LAS VEGAS (KTNV) — The Internal Revenue Service tackling a relatively new frontier for taxation: third-party payment apps. Any businesses getting more than $600 in total payments from the apps will be taxed on that money.
The American Rescue Plan Act lowered tax requirements from $20,000.
Jason Baucom, a financial adviser with the Budin Group, says the new rule is focused on businesses that may be circumventing the system.
“There’s an estimated $166 billion lost every year in unpaid taxes,” said Baucom. He says the new rule applies only to business transactions where an income is actually earned.
“It would have to be a business transaction providing goods or services and being paid for those,” he explained. For people who may be using the apps with friends to split a dinner bill or to help pay rent, you’re in the clear from taxes.

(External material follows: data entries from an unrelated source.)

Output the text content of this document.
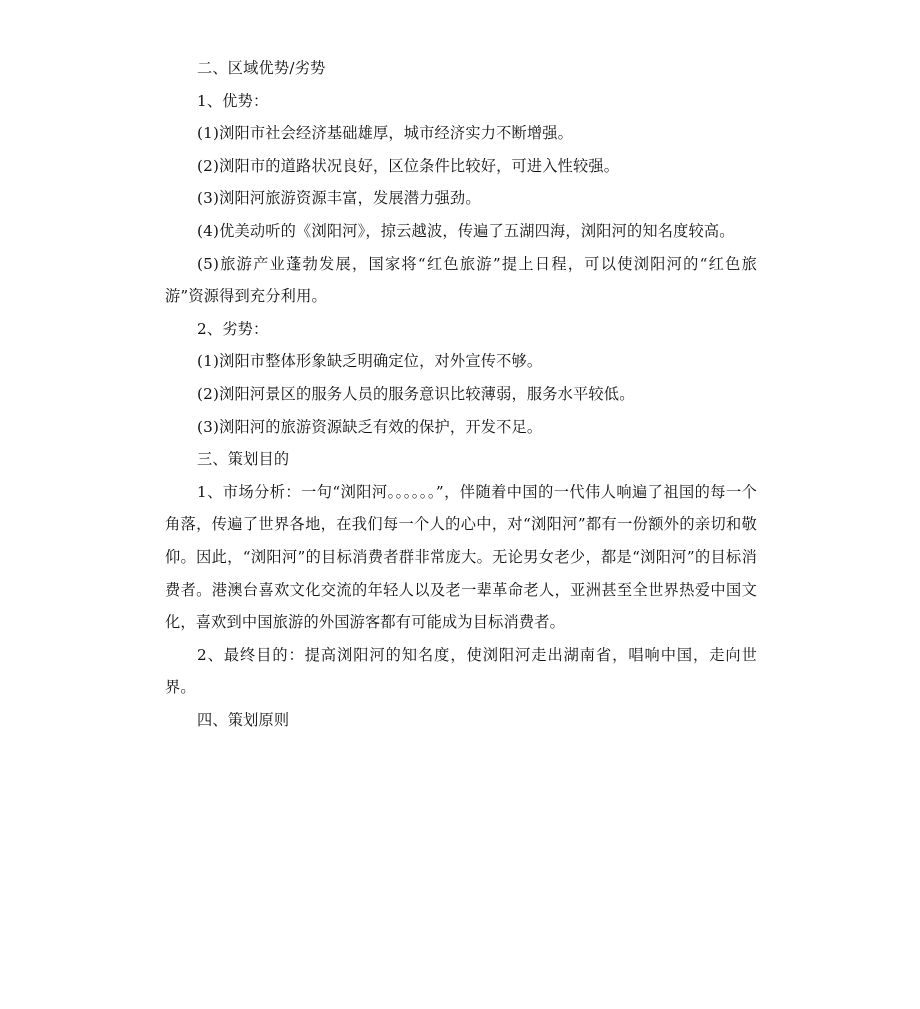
二、区域优势/劣势

1、优势：

(1)浏阳市社会经济基础雄厚，城市经济实力不断增强。

(2)浏阳市的道路状况良好，区位条件比较好，可进入性较强。

(3)浏阳河旅游资源丰富，发展潜力强劲。

(4)优美动听的《浏阳河》，掠云越波，传遍了五湖四海，浏阳河的知名度较高。

(5)旅游产业蓬勃发展，国家将“红色旅游”提上日程，可以使浏阳河的“红色旅游”资源得到充分利用。

2、劣势：

(1)浏阳市整体形象缺乏明确定位，对外宣传不够。

(2)浏阳河景区的服务人员的服务意识比较薄弱，服务水平较低。

(3)浏阳河的旅游资源缺乏有效的保护，开发不足。

三、策划目的

1、市场分析：一句“浏阳河。。。。。。”，伴随着中国的一代伟人响遍了祖国的每一个角落，传遍了世界各地，在我们每一个人的心中，对“浏阳河”都有一份额外的亲切和敬仰。因此，“浏阳河”的目标消费者群非常庞大。无论男女老少，都是“浏阳河”的目标消费者。港澳台喜欢文化交流的年轻人以及老一辈革命老人，亚洲甚至全世界热爱中国文化，喜欢到中国旅游的外国游客都有可能成为目标消费者。

2、最终目的：提高浏阳河的知名度，使浏阳河走出湖南省，唱响中国，走向世界。

四、策划原则
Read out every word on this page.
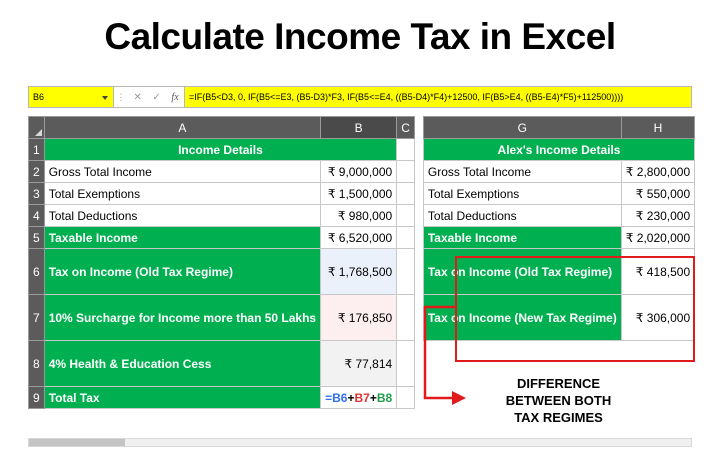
Calculate Income Tax in Excel
B6	⋮ ✕ ✓ fx	=IF(B5<D3, 0, IF(B5<=E3, (B5-D3)*F3, IF(B5<=E4, ((B5-D4)*F4)+12500, IF(B5>E4, ((B5-E4)*F5)+112500))))
	A	B	C		G	H
1	Income Details				Alex's Income Details	
2	Gross Total Income	₹ 9,000,000			Gross Total Income	₹ 2,800,000
3	Total Exemptions	₹ 1,500,000			Total Exemptions	₹ 550,000
4	Total Deductions	₹ 980,000			Total Deductions	₹ 230,000
5	Taxable Income	₹ 6,520,000			Taxable Income	₹ 2,020,000
6	Tax on Income (Old Tax Regime)	₹ 1,768,500			Tax on Income (Old Tax Regime)	₹ 418,500
7	10% Surcharge for Income more than 50 Lakhs	₹ 176,850			Tax on Income (New Tax Regime)	₹ 306,000
8	4% Health & Education Cess	₹ 77,814				
9	Total Tax	=B6+B7+B8				
DIFFERENCE
BETWEEN BOTH
TAX REGIMES
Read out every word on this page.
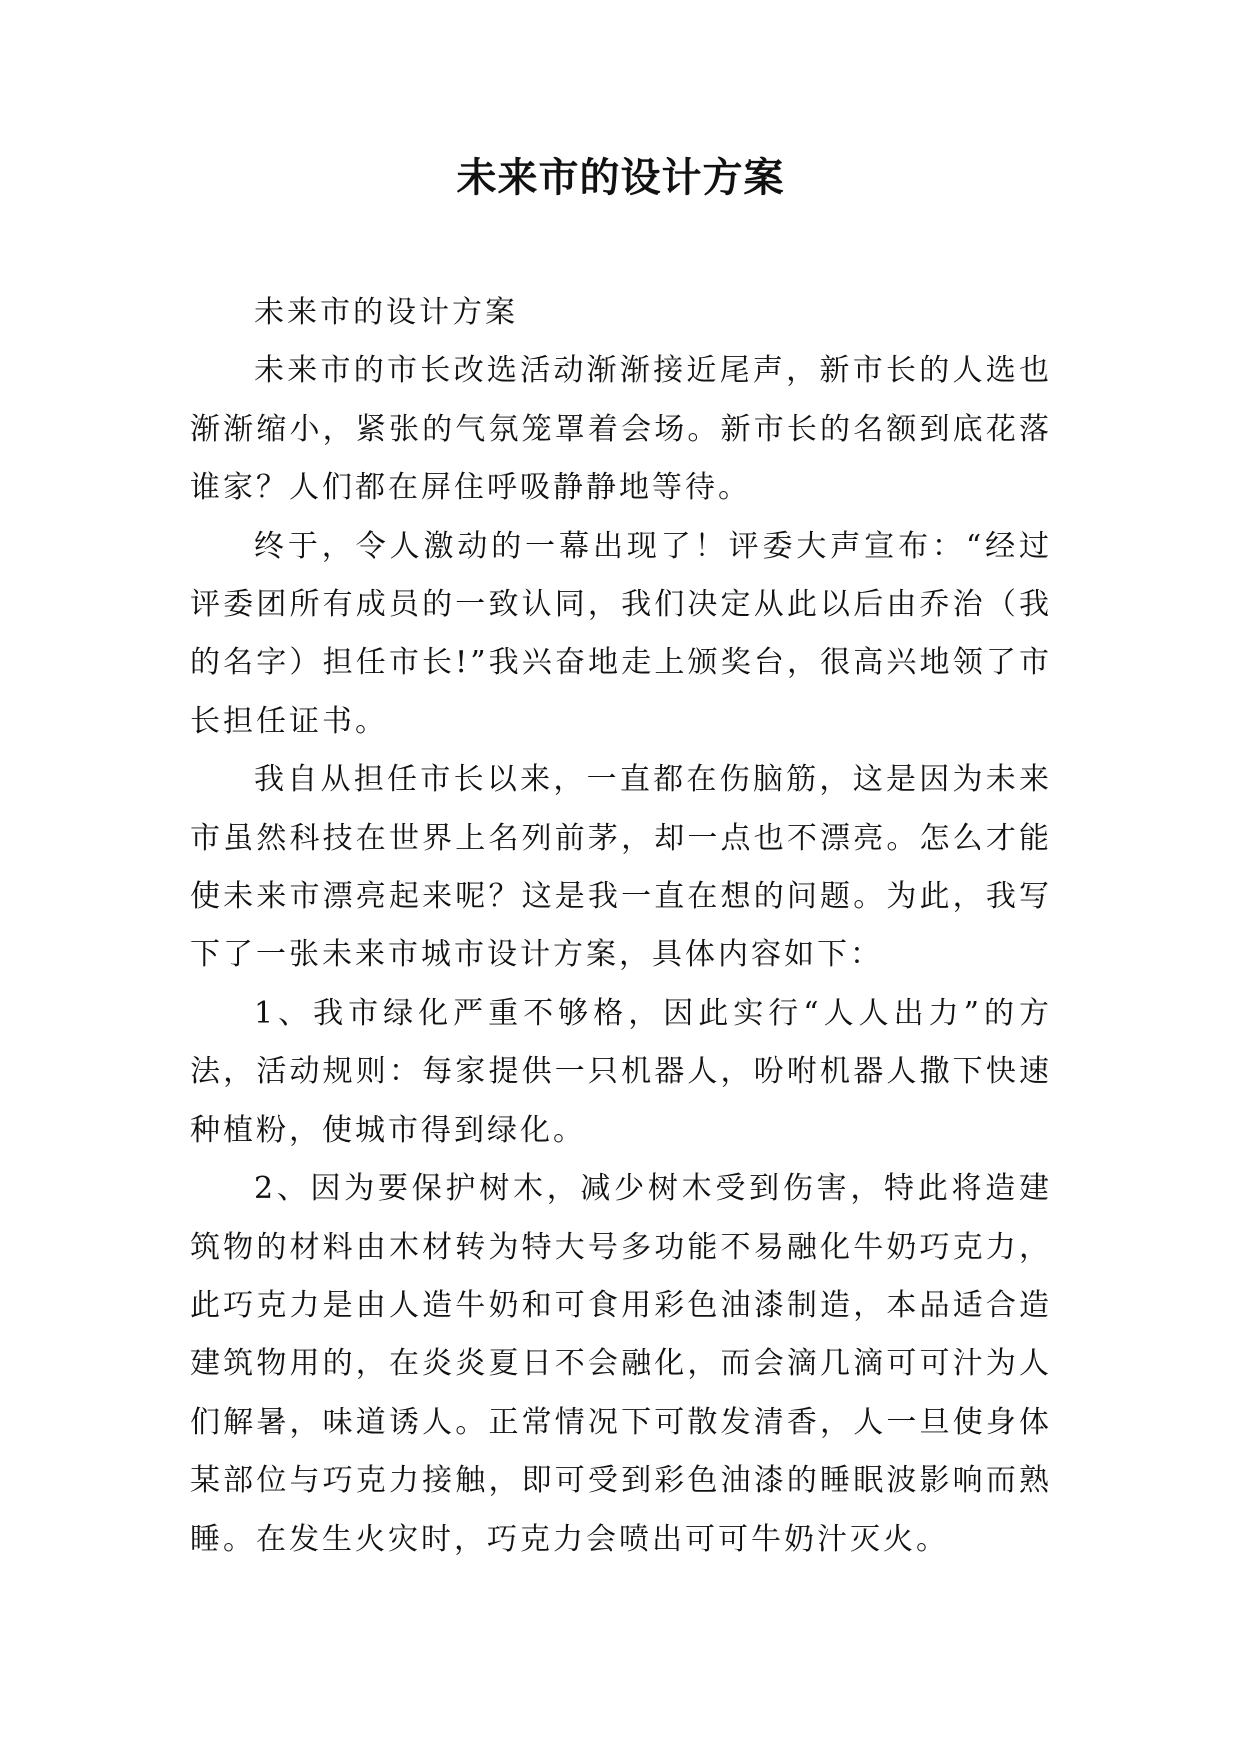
未来市的设计方案

未来市的设计方案

未来市的市长改选活动渐渐接近尾声，新市长的人选也渐渐缩小，紧张的气氛笼罩着会场。新市长的名额到底花落谁家？人们都在屏住呼吸静静地等待。

终于，令人激动的一幕出现了！评委大声宣布：“经过评委团所有成员的一致认同，我们决定从此以后由乔治（我的名字）担任市长!”我兴奋地走上颁奖台，很高兴地领了市长担任证书。

我自从担任市长以来，一直都在伤脑筋，这是因为未来市虽然科技在世界上名列前茅，却一点也不漂亮。怎么才能使未来市漂亮起来呢？这是我一直在想的问题。为此，我写下了一张未来市城市设计方案，具体内容如下：

1、我市绿化严重不够格，因此实行“人人出力”的方法，活动规则：每家提供一只机器人，吩咐机器人撒下快速种植粉，使城市得到绿化。

2、因为要保护树木，减少树木受到伤害，特此将造建筑物的材料由木材转为特大号多功能不易融化牛奶巧克力，此巧克力是由人造牛奶和可食用彩色油漆制造，本品适合造建筑物用的，在炎炎夏日不会融化，而会滴几滴可可汁为人们解暑，味道诱人。正常情况下可散发清香，人一旦使身体某部位与巧克力接触，即可受到彩色油漆的睡眠波影响而熟睡。在发生火灾时，巧克力会喷出可可牛奶汁灭火。
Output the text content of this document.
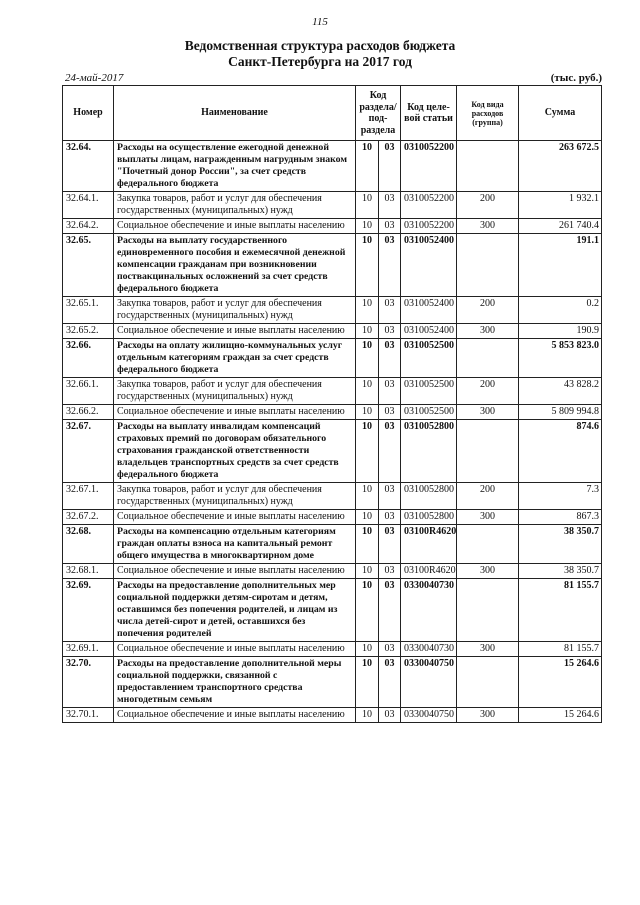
115
Ведомственная структура расходов бюджета
Санкт-Петербурга на 2017 год
24-май-2017	(тыс. руб.)
Номер	Наименование	Код раздела/ под-раздела		Код целе-вой статьи	Код вида расходов (группа)	Сумма
32.64.	Расходы на осуществление ежегодной денежной выплаты лицам, награжденным нагрудным знаком "Почетный донор России", за счет средств федерального бюджета	10	03	0310052200		263 672.5
32.64.1.	Закупка товаров, работ и услуг для обеспечения государственных (муниципальных) нужд	10	03	0310052200	200	1 932.1
32.64.2.	Социальное обеспечение и иные выплаты населению	10	03	0310052200	300	261 740.4
32.65.	Расходы на выплату государственного единовременного пособия и ежемесячной денежной компенсации гражданам при возникновении поствакцинальных осложнений за счет средств федерального бюджета	10	03	0310052400		191.1
32.65.1.	Закупка товаров, работ и услуг для обеспечения государственных (муниципальных) нужд	10	03	0310052400	200	0.2
32.65.2.	Социальное обеспечение и иные выплаты населению	10	03	0310052400	300	190.9
32.66.	Расходы на оплату жилищно-коммунальных услуг отдельным категориям граждан за счет средств федерального бюджета	10	03	0310052500		5 853 823.0
32.66.1.	Закупка товаров, работ и услуг для обеспечения государственных (муниципальных) нужд	10	03	0310052500	200	43 828.2
32.66.2.	Социальное обеспечение и иные выплаты населению	10	03	0310052500	300	5 809 994.8
32.67.	Расходы на выплату инвалидам компенсаций страховых премий по договорам обязательного страхования гражданской ответственности владельцев транспортных средств за счет средств федерального бюджета	10	03	0310052800		874.6
32.67.1.	Закупка товаров, работ и услуг для обеспечения государственных (муниципальных) нужд	10	03	0310052800	200	7.3
32.67.2.	Социальное обеспечение и иные выплаты населению	10	03	0310052800	300	867.3
32.68.	Расходы на компенсацию отдельным категориям граждан оплаты взноса на капитальный ремонт общего имущества в многоквартирном доме	10	03	03100R4620		38 350.7
32.68.1.	Социальное обеспечение и иные выплаты населению	10	03	03100R4620	300	38 350.7
32.69.	Расходы на предоставление дополнительных мер социальной поддержки детям-сиротам и детям, оставшимся без попечения родителей, и лицам из числа детей-сирот и детей, оставшихся без попечения родителей	10	03	0330040730		81 155.7
32.69.1.	Социальное обеспечение и иные выплаты населению	10	03	0330040730	300	81 155.7
32.70.	Расходы на предоставление дополнительной меры социальной поддержки, связанной с предоставлением транспортного средства многодетным семьям	10	03	0330040750		15 264.6
32.70.1.	Социальное обеспечение и иные выплаты населению	10	03	0330040750	300	15 264.6
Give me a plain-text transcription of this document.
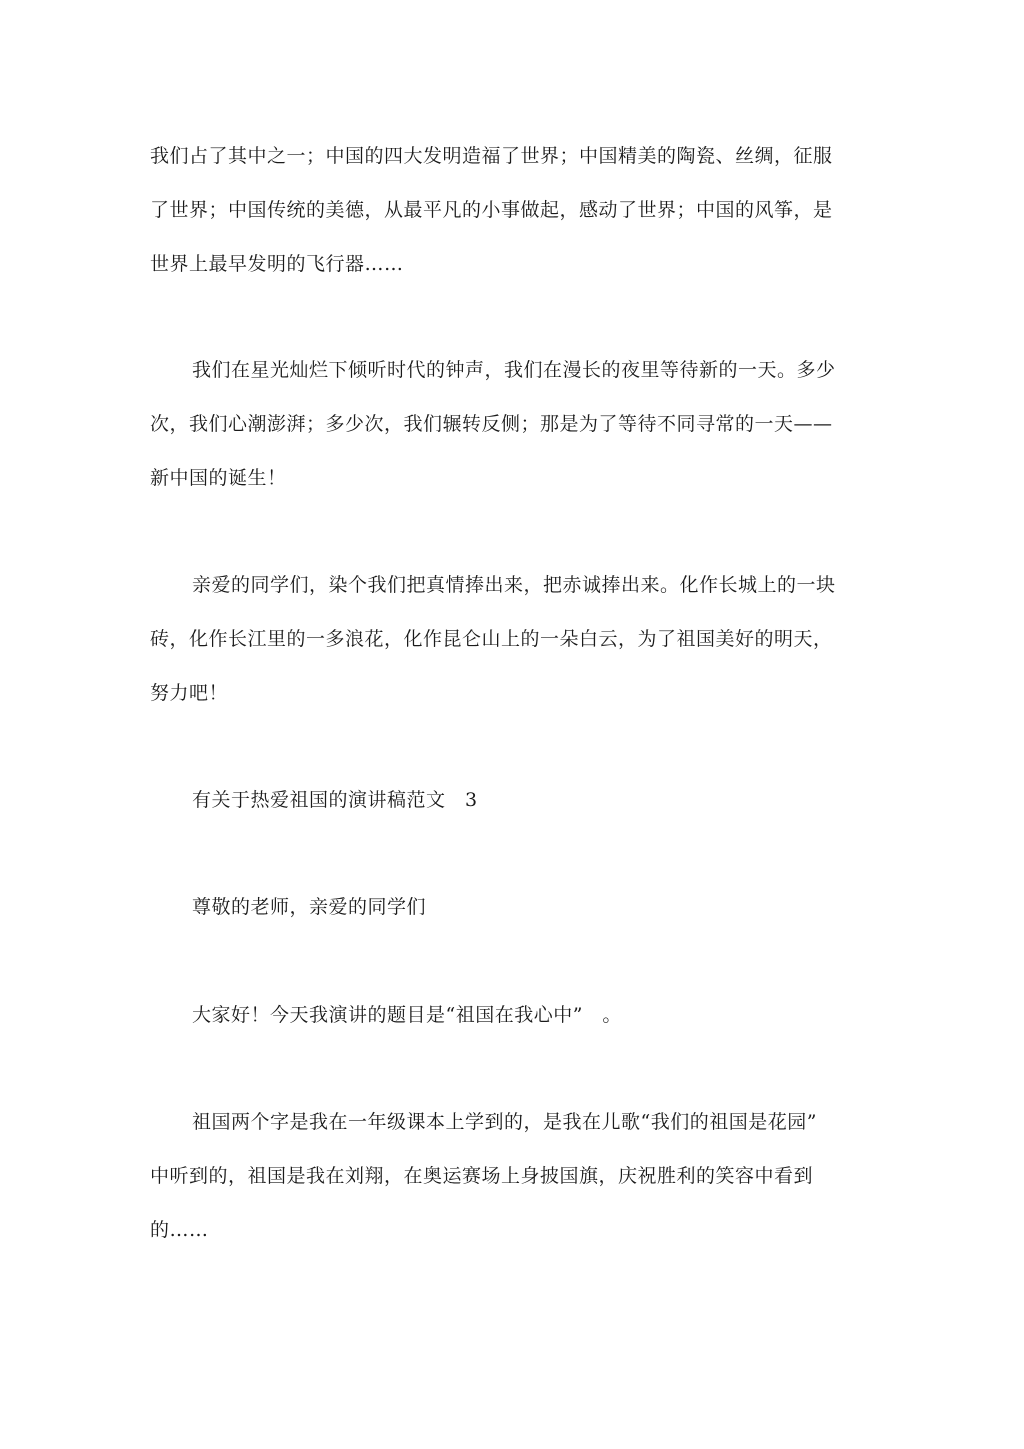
我们占了其中之一；中国的四大发明造福了世界；中国精美的陶瓷、丝绸，征服
了世界；中国传统的美德，从最平凡的小事做起，感动了世界；中国的风筝，是
世界上最早发明的飞行器……
我们在星光灿烂下倾听时代的钟声，我们在漫长的夜里等待新的一天。多少
次，我们心潮澎湃；多少次，我们辗转反侧；那是为了等待不同寻常的一天——
新中国的诞生！
亲爱的同学们，染个我们把真情捧出来，把赤诚捧出来。化作长城上的一块
砖，化作长江里的一多浪花，化作昆仑山上的一朵白云，为了祖国美好的明天，
努力吧！
有关于热爱祖国的演讲稿范文　3
尊敬的老师，亲爱的同学们
大家好！今天我演讲的题目是“祖国在我心中”　。
祖国两个字是我在一年级课本上学到的，是我在儿歌“我们的祖国是花园”
中听到的，祖国是我在刘翔，在奥运赛场上身披国旗，庆祝胜利的笑容中看到
的……
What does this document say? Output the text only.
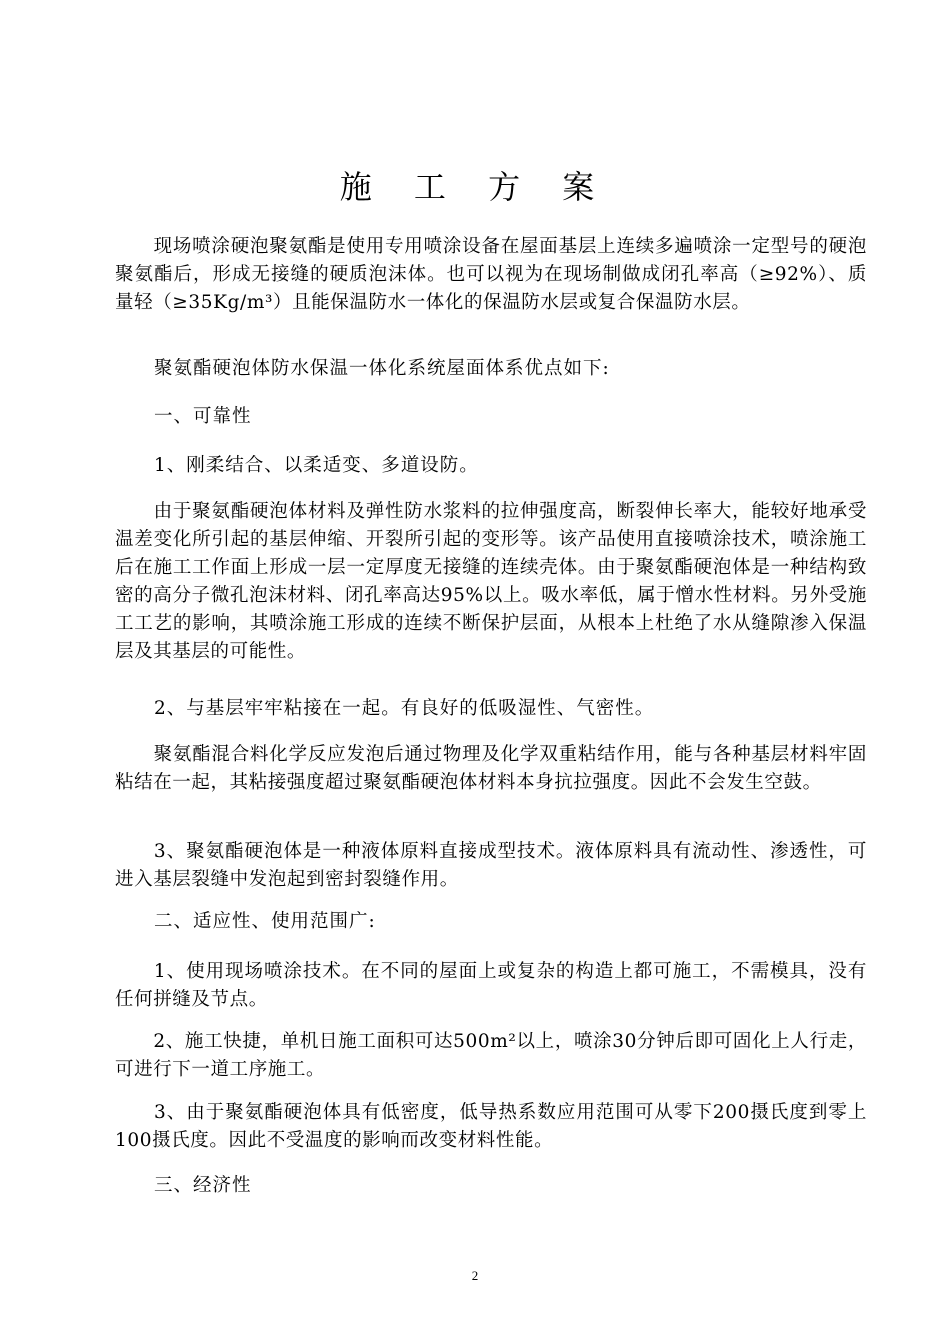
施 工 方 案

　　现场喷涂硬泡聚氨酯是使用专用喷涂设备在屋面基层上连续多遍喷涂一定型号的硬泡聚氨酯后，形成无接缝的硬质泡沫体。也可以视为在现场制做成闭孔率高（≥92%）、质量轻（≥35Kg/m³）且能保温防水一体化的保温防水层或复合保温防水层。

　　聚氨酯硬泡体防水保温一体化系统屋面体系优点如下:

　　一、可靠性

　　1、刚柔结合、以柔适变、多道设防。

　　由于聚氨酯硬泡体材料及弹性防水浆料的拉伸强度高，断裂伸长率大，能较好地承受温差变化所引起的基层伸缩、开裂所引起的变形等。该产品使用直接喷涂技术，喷涂施工后在施工工作面上形成一层一定厚度无接缝的连续壳体。由于聚氨酯硬泡体是一种结构致密的高分子微孔泡沫材料、闭孔率高达95%以上。吸水率低，属于憎水性材料。另外受施工工艺的影响，其喷涂施工形成的连续不断保护层面，从根本上杜绝了水从缝隙渗入保温层及其基层的可能性。

　　2、与基层牢牢粘接在一起。有良好的低吸湿性、气密性。

　　聚氨酯混合料化学反应发泡后通过物理及化学双重粘结作用，能与各种基层材料牢固粘结在一起，其粘接强度超过聚氨酯硬泡体材料本身抗拉强度。因此不会发生空鼓。

　　3、聚氨酯硬泡体是一种液体原料直接成型技术。液体原料具有流动性、渗透性，可进入基层裂缝中发泡起到密封裂缝作用。

　　二、适应性、使用范围广:

　　1、使用现场喷涂技术。在不同的屋面上或复杂的构造上都可施工，不需模具，没有任何拼缝及节点。

　　2、施工快捷，单机日施工面积可达500m²以上，喷涂30分钟后即可固化上人行走，可进行下一道工序施工。

　　3、由于聚氨酯硬泡体具有低密度，低导热系数应用范围可从零下200摄氏度到零上100摄氏度。因此不受温度的影响而改变材料性能。

　　三、经济性

2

“Those aren’t taxable transactions. Those are consumer discretionary transactions, so that’s a huge difference,” he said.
Baucom says businesses should make sure they have a merchant account on the apps to make sure business and personal transactions are separated.
“So, it’s important for them to distinguish the difference so they can go ahead and not have to worry about paying taxes on something they shouldn’t,” he said.
He says don’t be surprised if the IRS explores other ways to tax other forms of digital payments.
"Digital currency and cryptocurrency going forward, those are some platforms that could be taxed and taken into account right away. So, this is just the beginning, the tip of the iceberg for more of it to happen,” Baucom said.
This rule goes into effect starting January first of next year, affecting your 2022 taxes.